Each year, for the past few years, I have provided a seminar at our RFID Journal LIVE! conference called the RFID Strategic Workshop. During a span of five hours, I try to share many of the best RFID deployment practices that I have learned from interviewing hundreds of companies that have installed radio frequency identification technology. I was impressed with the keynote presentation that BAE Systems offered this year at LIVE! 2019, because BAE employed many of the practices that I speak about. Therefore, we’ve made the video recording of the presentation available for everyone to learn from a successful project.
The presentation was made by Deirdre Schmidt, BAE Systems’ operations excellence leader, along with Philip Whiting, BAE’s operational lead engineer, and Peter Wright, the company’s engineering technical lead. Schmidt noted that BAE began RFID projects in 2003 and 2009, but that in both cases, the projects fizzled out and were not completed. This is not uncommon. In 2013, the firm began to concentrate on an engineering initiative that led to the success story that the speakers shared with LIVE!’s attendees.
Customers had been requesting that BAE accelerate its throughput so it could build more products for them faster, which was creating operational challenges. The firm considered building a new facility and hiring more workers to accommodate its customers, but it smartly decided to instead undertake an initiative to enhance the efficiencies of the resources already in place. Specifically, it wanted to reduce activities that didn’t add much value, enabling the company to do more with the teams already in place. “To achieve operational excellence, we needed to achieve tracking of our work-in-process [WIP], parts, as well as tools,” Schmidt told the audience.
To start that effort, the company did something I always recommend: mapping its current processes to determine where improvements can be made. This is a step that businesses often skip. They assume they know their processes, but they’re typically more complicated than most people realize. Mapping processes allows you to envision where steps can be combined or eliminated, and to figure out where data needs to be collected to enable that to happen.
Next, BAE needed to research the technology-based solution that it would require to achieve its goals. This is where events are crucial. Companies think they can conduct research online to learn what will work for their particular applications. But there is no substitute for bringing a team to an RFID event and having them sit in on different sessions that might be relevant so they can learn how others have handled similar deployments. Teams can learn a lot by scouring the exhibit hall for tags, readers and software that could be used in their application.

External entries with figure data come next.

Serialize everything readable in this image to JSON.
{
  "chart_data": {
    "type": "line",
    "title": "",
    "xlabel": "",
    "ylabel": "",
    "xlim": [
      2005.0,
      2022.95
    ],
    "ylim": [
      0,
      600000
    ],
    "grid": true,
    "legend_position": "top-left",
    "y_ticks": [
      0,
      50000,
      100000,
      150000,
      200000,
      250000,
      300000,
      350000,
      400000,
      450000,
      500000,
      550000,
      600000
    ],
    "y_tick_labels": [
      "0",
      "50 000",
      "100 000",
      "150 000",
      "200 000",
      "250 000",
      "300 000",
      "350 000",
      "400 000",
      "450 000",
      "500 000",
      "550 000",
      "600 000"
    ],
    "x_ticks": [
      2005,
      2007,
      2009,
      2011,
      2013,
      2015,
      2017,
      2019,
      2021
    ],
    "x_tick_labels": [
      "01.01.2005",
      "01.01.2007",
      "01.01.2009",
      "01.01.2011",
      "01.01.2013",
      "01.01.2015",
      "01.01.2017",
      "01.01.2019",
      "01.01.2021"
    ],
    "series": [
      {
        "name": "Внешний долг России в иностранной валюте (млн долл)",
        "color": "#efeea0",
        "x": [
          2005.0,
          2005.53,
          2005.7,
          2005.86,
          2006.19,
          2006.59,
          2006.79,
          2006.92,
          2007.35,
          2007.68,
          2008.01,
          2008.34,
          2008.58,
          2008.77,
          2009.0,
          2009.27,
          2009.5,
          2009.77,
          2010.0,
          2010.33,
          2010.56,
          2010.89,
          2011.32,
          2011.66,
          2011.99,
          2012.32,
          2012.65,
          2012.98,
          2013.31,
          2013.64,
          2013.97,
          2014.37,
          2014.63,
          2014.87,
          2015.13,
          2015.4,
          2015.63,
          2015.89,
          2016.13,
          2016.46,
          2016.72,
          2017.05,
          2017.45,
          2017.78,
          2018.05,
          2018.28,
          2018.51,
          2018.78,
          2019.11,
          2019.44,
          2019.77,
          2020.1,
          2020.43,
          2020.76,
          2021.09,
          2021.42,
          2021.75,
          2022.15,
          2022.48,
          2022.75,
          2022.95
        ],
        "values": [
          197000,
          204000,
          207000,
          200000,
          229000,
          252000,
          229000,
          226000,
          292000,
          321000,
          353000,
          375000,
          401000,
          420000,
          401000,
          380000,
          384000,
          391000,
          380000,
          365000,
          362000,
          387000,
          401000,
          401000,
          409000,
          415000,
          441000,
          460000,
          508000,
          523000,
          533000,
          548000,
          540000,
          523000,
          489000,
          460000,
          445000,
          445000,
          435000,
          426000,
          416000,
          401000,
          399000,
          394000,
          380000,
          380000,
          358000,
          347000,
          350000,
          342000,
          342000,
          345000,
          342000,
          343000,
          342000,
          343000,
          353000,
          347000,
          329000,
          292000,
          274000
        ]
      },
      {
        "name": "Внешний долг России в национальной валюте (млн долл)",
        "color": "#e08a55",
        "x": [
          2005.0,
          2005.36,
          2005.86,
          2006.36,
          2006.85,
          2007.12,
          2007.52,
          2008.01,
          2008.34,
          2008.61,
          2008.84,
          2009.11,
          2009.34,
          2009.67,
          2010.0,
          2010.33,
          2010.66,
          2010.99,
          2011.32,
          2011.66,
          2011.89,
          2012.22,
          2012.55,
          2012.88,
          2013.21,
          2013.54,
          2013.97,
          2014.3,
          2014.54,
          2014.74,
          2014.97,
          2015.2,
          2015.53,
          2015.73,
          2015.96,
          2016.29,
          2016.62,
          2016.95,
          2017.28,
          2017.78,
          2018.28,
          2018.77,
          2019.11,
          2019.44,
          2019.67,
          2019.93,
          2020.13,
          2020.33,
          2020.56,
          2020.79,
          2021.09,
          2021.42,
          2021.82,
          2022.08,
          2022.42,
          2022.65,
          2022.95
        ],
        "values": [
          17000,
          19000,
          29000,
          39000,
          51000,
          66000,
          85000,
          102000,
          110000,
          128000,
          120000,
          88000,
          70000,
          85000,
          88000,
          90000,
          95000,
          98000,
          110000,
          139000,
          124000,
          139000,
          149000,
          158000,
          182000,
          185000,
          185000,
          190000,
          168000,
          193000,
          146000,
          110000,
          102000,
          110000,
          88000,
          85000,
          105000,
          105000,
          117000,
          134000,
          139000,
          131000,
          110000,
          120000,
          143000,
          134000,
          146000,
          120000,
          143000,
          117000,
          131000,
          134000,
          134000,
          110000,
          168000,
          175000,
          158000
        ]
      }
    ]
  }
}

After carrying out the process mapping, three use cases came to the top—that is, Schmidt and her team felt that three RFID applications would deliver the biggest returns on investment. One was to automate asset and tool tracking. By tracking calibratable assets, customer assets, government assets and hand tools, BAE’s manufacturing teams would know, in real time, where those assets were located, as well as which would enable them to do their job more efficiently.
A second application involved tracking WIP. The company began monitoring paperwork within its factory, which is used to record the manufacturing processes for individual products. Paperwork can often become separated from an item during production, so this would enhance efficiency. Schmidt said the company has not launched a pilot to enable paperless tracking via RFID.
The third use case was automated replenishment. BAE wanted to give back the manufacturing teams some factory spaced in which to store parts. “We did that… shrinking the footprint of our master stores, eliminating the picking of parts and putting them into kits,” Schmidt told the audience. “We move the parts directly in front of the machines, so to the point of use, and we implemented auto-replenishment for all of those parts directly from our suppliers’ distribution centers. When an order is received, the parts no longer go into our stockroom. They go directly to the point of use and can be consumed.”
The solution had to be scalable and sustainable, Schmidt said. That is, after the system was deployed at one facility, it had to work at other sites as well and become part of the way the company does business. Moreover, the benefits had to be validated so the operational excellence team could show the firm’s leadership team that the expected benefits were being achieved.
Schmidt talked about the need to stay focused on the three original applications, even though new ideas for using RFID to boost efficiency were being presented to the team constantly. She also discussed change management—training people to use the system and do things in a new, more efficient way. All of these things are critical to success and to using RFID strategically to become more competitive.
I encourage you to watch the video if you are considering launching an RFID deployment. It could increase your chances of success.
Mark Roberti is the founder and editor of RFID Journal.